As Henry Ford’s only child, Edsel Ford spent plenty of time around cars. He became the president of Ford Motor Company at the young age of 25, and is responsible for a large part of the company’s success. But Edsel’s real passion was not as much the business of cars as it was the design of them.
Edsel had a love of art and design not often found in titans of industry. He was keenly interested in photography and painting, and was a talented landscape artist in his own right. He served as President of the Detroit Arts Commission for many years and financed Diego Rivera's Detroit Institute of Art murals in the early 1930s.
It was partly this fervor for aesthetics and design that fueled the Ford’s purchase of the Lincoln Motor Company in 1922, allowing Edsel to make his most lasting contribution to the automobile industry: A belief that a car could – even should – be beautiful as well as useful.
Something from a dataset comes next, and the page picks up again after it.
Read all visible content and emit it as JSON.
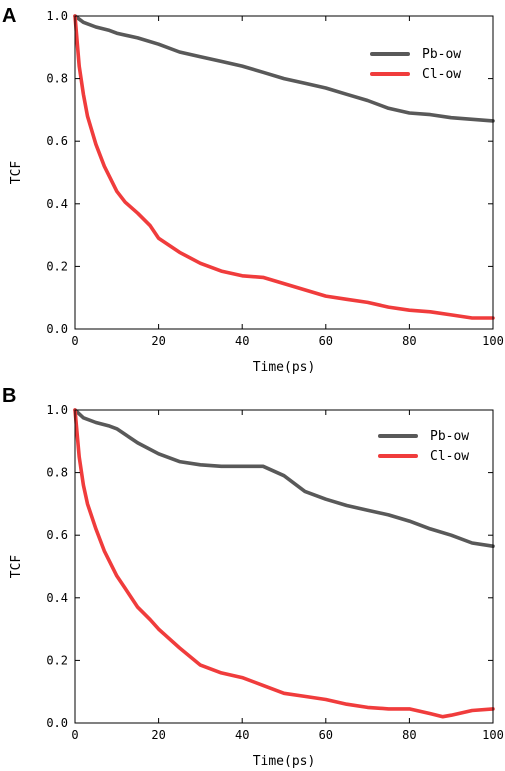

Determined to make Lincoln the benchmark of style in automotive design, Edsel was the driving force behind the company’s development of some of the most distinctive and beautiful vehicles in automotive history. He handpicked leading coachbuilders of the era to partner with Lincoln in defining the luxury automobile. He was deeply involved with the development of the Zephyr and the Continental, oversaw the creation of some of the most iconic looks in American design, and transformed Lincoln into the quintessential luxury car brand.